Les copains, voici mon test de Rain World, un jeu loin d’être floche qui nous est proposé par le ravissant studio Videocult.

Oui, je suis ce genre de mec. Vous voyez le type qui a toujours un truc étrange à la limite de l’inutile à vous apprendre ou à vous faire découvrir ? Le genre de personnes qui, lors d’une réunion entre amis ou en famille, plombe la discussion en s’écriant tout à coup « au fait, vous saviez que certaines espèces de limaces sont appelées des loches ? », ou encore « je parie que vous ignoriez que les koalas ont développé un système digestif d’une longueur de dingue pour pouvoir digérer les feuilles d’eucalyptus, particulièrement indigestes. D’ailleurs, les bébés doivent manger les excréments de leur mère directement au sortir de… », tandis que tout le monde repose son tortilla couvert de guacamole, soudainement un poil trop évocateur. Malaise…

Eh bien je me rends compte que c’est exactement la même chose avec les jeux vidéo, faut toujours que je tombe sur une bizarrerie ! Après les enfants violentés, les irlandais bimensionnels et les keuf-cakes gladiateurs du turfu en vaisseau spatial, je vous présente Rain World, le titre qui vous propose d’incarner un chat ! Rien de bien révolutionnaire à l’horizon me direz-vous. Mais j’ai oublié de préciser qu’il s’agit en fait d’un chat-limace ! La délicate union entre une bestiole mignonne bipolaire borderline et un truc dégueulasse et gluant qu’on n’apprécie pas tellement retrouver dans nos salades, sous peine de friser la crise de nerf. Enfin soit, merci aux développeurs de chez Videocult de m’avoir donné l’occasion de tester ce jeu singulier et de vivre la vie d’une adorable abomination de la nature, j’ai nommé le chat-loche.

I like to cover myself in vaseline and pretend I’m a slug…

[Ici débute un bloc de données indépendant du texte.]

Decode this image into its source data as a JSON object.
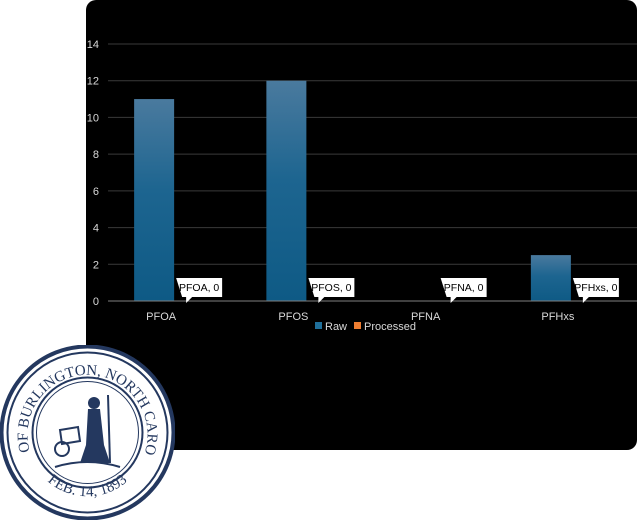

Donc, Rain World, c’est avant tout une histoire de loches. Ainsi, tout commence par une petite « cinématique » d’images figées où l’on voit une mignonne petite famille qui tente de survivre dans un environnement hostile. Les parents ouvrent la marche et protègent les enfants. On comprend vite que le monde est un endroit dangereux pour ces petites bêtes choupinounes tout plein. Au bout d’un moment, lors d’une manœuvre particulièrement difficile, l’un des petits tombe et se retrouve séparé de sa paire de loches, enfin, de ses parents quoi. Vous l’aurez deviné, c’est lui que vous incarnerez.

Test de Rain World (PC)
Longue vie au roiiii !

La scène, que je ruine allègrement (avec un plaisir certain) est en réalité empreinte d’une poésie touchante. Aucun texte ne vient polluer ce moment intense dépeignant une séparation déchirante et tragique. Cette absence d’écrits superflus lui apporte une certaine pureté. Impossible de rester impassible face au traumatisme presque tangible d’un petit qui prend involontairement la tangente. La souffrance empathique que ressent le joueur à ce moment-là, si elle pouvait être mesurée, serait d’au moins plus de 9 000 sur l’échelle de Nos étoiles contraires.

Éviter les monstres du Loche-Ness

Nous voilà alors aux commandes de Raminagrobis le sirupeux. Nous sommes lâchés dans un environnement assez lugubre, une sorte de monde industriel post-apocalyptique où l’eau semble faire sa loi. Le jeu nous donne à comprendre quelques mécaniques de base en faisant montre d’un mutisme impitoyable. On prend alors conscience de la précarité de notre situation. Le chat-limace se trouve au bas de la chaine alimentaire et rien ni personne n’a envie de l’aider. Quand il ne s’agit pas d’un prédateur affamé, l’environnement lui-même se charge de lui liquider son compte. En effet, les fleurs et l’environnement peuvent également vous tuer, sans parler des inondations périodiques qui vous obligent à vous réfugier dans des abris disséminés de-ci, de-là pour des micro-hibernations.

Test de Rain World (PC)
À la file indienne, indienne, indienne !

Quant à l’ambiance, elle est oppressante. Les graphismes, sombres et simples, nous plongent instantanément dans le bain, bain que notre matou gluant tentera par tous les moyens d’éviter. Les décors sont tristes et nous transportent dans un univers mélancolique et torturé, un univers rongé par la férocité de ses habitants à l’instar de ses décors mordus par la rouille. Si la vie sur terre n’est pas réputée pour être tendre, celle de Rain World est bien pire. La bande-son renforce cette oppression constante. Lorsqu’aucun ennemi n’est présent, seuls quelques échos de gouttes d’eau se feront entendre, parfois de rares battements d’ailes de papillons de nuit, sans oublier le bruit de vos pas comme unique compagnon de route. Et quand un prédateur fait son apparition, des percussions viennent ponctuer la scène et faire écho à notre cœur, tandis qu’il tambourine de plus en plus vite au fur et à mesure que notre fin se rapproche.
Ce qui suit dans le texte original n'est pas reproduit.